Archive for March 2006
I Don’t Know Which Is The Stupidest, Kompas, Motorola, or Some Indonesian Regional Law
Take a look at the picture below. See anything wrong with it?
It’s an article in THE Indonesian newspaper, Kompas. If you haven’t found out what’s wrong, it’s that stupid black box at the center of the screen. That’s a Motorola ad, which–as you can see–cuts off some text from the news. There’s NO WAY you can (a) close that damn thing (b) drag that damn thing away from the text (c) scroll the screen to see the text (because that stupid Motorola ad will follow the text, so basically that portion is unreadable).
Nice. Just because of this I’ll make an oath to myself NEVER TO BUY ANY MOTOROLA HANDPHONE. EVER. Because their ad is just so annoying.
You’re a prostitute!
But I can’t decide whether it is the ad or the news that is more stupid. A city called Tangerang (that’s near Jakarta, folks) just put a new law into effect. The law basically say that if you’re a woman, and you’re outside your house later than 7 pm, you are a prostitute and you have to be arrested. (YES, 7 pm. Singapore kids, you think you have it bad with your 11pm curfew? Read on, laugh, and point hysterically.)
The victims? Taken from the news (translated by yours truly):
- “Several of them are housewives who are on their way home but decided to take a little break to drink bottled tea (Teh Botol–very popular drink in Indonesia).”
- “A wife who’s waiting for his husband in a hotel, because he’s out to get dinner for them.”
- “The wife of an elementary school teacher who is on her way back from work.”
This curfew starts at 7PM, mind you. So if you’re a female, you work slightly late and don’t manage to reach your home by 7… well, too bad. You’re a prostitute. No matter what, according to judge Barmen Sinurat, who insisted on branding housewives and a 2-month pregnant wife of an elementary school teacher named Lilis Lindawati as whores.
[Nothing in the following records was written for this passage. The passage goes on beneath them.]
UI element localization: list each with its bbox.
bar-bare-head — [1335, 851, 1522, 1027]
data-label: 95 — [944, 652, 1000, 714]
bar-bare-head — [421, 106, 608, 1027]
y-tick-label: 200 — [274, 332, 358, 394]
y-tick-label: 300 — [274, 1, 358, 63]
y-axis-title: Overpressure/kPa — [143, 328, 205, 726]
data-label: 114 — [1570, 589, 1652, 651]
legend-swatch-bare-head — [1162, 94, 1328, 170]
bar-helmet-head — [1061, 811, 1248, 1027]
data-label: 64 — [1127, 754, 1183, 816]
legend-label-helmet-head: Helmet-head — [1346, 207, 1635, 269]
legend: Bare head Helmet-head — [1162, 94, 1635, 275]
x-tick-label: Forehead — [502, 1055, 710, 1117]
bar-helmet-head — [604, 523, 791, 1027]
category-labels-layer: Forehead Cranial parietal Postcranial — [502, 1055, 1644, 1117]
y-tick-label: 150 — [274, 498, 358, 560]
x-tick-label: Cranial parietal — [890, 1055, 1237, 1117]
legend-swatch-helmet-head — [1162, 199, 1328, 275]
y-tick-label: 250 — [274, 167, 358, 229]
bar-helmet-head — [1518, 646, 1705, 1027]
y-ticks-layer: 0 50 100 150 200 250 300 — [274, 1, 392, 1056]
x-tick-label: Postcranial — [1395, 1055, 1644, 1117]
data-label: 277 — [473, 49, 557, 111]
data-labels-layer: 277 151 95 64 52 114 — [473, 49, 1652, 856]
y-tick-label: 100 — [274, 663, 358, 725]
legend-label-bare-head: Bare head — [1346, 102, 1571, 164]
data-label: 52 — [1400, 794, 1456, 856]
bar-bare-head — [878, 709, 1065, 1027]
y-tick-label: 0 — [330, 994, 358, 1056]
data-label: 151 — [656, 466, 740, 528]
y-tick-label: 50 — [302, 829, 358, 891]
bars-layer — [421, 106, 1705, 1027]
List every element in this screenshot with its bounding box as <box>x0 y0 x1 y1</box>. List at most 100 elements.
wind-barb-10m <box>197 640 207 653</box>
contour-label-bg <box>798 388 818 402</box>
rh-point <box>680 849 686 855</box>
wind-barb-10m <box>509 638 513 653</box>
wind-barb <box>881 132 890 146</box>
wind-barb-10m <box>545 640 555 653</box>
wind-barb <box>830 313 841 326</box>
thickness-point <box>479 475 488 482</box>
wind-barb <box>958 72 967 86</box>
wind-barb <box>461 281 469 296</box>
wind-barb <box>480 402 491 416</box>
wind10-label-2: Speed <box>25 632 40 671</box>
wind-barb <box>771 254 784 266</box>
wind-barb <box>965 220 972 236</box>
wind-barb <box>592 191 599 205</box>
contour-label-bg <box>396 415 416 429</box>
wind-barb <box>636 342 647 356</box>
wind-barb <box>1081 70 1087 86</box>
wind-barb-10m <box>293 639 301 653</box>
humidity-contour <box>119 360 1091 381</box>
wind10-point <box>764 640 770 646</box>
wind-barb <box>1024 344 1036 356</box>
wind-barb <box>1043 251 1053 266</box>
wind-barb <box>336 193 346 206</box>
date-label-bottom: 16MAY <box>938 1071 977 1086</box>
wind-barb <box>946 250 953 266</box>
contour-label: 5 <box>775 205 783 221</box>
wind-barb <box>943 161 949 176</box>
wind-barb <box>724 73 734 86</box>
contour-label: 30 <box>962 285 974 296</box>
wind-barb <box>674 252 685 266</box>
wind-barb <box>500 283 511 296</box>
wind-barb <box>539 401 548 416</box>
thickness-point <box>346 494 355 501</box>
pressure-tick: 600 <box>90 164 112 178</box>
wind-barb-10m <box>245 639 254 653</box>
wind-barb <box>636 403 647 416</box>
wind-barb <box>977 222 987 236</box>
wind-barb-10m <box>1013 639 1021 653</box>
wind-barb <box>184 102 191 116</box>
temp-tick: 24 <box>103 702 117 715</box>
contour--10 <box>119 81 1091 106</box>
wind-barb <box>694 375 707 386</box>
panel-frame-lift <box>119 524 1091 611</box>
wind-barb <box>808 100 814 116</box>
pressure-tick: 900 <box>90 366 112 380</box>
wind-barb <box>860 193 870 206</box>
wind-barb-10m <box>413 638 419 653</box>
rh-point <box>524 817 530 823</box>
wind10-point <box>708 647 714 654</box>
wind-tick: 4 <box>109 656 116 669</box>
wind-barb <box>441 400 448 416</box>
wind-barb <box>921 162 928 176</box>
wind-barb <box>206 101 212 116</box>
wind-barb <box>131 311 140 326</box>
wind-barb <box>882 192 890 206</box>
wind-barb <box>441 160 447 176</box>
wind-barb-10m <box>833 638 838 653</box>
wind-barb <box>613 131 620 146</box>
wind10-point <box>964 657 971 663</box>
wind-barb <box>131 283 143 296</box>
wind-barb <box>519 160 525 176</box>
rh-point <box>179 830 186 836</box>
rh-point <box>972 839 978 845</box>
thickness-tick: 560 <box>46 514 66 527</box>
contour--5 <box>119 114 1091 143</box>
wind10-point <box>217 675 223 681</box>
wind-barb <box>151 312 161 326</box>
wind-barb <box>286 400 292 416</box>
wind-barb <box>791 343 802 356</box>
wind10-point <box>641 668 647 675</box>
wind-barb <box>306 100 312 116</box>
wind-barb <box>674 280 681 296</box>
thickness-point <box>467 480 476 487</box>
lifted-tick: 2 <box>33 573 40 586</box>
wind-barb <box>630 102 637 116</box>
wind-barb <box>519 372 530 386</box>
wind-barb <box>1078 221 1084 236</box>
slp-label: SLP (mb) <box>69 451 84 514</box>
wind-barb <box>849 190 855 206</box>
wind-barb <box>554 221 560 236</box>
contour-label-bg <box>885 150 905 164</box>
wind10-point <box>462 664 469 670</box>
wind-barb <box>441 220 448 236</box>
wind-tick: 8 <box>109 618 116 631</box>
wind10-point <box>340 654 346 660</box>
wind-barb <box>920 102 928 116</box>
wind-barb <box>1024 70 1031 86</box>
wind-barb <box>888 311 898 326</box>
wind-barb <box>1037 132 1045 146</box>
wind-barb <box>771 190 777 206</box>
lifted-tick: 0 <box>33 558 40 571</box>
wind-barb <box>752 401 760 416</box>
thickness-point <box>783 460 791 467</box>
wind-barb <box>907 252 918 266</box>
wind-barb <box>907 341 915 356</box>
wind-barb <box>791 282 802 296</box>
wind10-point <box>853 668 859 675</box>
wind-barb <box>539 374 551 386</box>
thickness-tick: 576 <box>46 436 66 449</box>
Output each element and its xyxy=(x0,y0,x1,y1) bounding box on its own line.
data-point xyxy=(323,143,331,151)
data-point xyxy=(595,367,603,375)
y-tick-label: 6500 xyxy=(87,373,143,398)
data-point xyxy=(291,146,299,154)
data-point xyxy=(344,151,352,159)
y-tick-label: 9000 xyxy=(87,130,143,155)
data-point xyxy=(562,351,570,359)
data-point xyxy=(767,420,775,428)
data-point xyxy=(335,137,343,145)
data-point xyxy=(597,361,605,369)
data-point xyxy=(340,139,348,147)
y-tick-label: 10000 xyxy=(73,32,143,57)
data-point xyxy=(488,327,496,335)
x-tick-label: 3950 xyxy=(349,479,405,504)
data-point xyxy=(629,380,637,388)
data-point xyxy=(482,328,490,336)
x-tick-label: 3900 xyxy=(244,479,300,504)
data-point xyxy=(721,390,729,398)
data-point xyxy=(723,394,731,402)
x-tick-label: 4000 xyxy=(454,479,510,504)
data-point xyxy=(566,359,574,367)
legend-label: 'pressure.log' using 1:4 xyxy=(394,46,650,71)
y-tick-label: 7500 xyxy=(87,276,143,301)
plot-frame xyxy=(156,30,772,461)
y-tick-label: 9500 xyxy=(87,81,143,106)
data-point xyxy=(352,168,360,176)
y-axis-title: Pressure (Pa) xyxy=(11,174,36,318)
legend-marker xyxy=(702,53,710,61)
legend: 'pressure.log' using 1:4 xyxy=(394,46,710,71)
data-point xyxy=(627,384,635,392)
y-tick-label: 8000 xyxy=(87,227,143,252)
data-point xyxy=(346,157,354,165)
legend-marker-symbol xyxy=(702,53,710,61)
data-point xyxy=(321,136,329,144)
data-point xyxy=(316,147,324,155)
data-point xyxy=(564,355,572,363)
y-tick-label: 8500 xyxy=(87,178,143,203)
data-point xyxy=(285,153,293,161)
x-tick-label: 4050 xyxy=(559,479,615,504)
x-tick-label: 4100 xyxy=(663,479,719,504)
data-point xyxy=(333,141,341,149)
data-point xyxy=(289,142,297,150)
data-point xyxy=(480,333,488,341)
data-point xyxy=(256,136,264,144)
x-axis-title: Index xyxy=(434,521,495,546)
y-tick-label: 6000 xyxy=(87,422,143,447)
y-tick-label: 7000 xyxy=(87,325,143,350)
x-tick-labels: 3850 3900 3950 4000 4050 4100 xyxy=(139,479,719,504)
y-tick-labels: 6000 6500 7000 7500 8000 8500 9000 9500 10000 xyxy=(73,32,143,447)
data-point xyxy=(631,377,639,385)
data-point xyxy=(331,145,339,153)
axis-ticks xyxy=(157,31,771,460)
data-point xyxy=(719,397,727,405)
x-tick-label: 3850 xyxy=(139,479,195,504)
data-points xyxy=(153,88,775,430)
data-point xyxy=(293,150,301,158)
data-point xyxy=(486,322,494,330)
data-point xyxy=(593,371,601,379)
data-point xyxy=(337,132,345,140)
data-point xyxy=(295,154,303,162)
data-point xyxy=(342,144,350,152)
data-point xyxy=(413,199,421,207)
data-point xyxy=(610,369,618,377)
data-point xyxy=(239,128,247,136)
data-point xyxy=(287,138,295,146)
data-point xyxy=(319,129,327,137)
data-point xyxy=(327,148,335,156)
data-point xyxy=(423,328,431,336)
He sent the housewives back to their families for “moral reeducation” (that is, STILL branding them prostitutes). Lilis, however, wasn’t so “fortunate”. There was no way for her to contact her husband, this is a small city in Indonesia, mind you, not Singapore where everybody has got a mobile. And her husband, who suffers from high blood pressure, was ill that day so he couldn’t fetch her that day.
Later on when he was better and was looking for his missing wife, the officers asked him to pay Rp 300000 (that’s about SGD 60). He only had Rp 2000 in his pocket (about 40 cents here). Again, teachers in Indonesia are not in any way like teachers in Singapore. They are paid almost nothing over there.
“I don’t want to pay for the fine. My wife is NOT a prostitute,” he lamented. “However, I’m worried that she’ll suffer a miscarriage again.”
Kompas and Motorola are the smarter ones in this comparison. That’s for sure.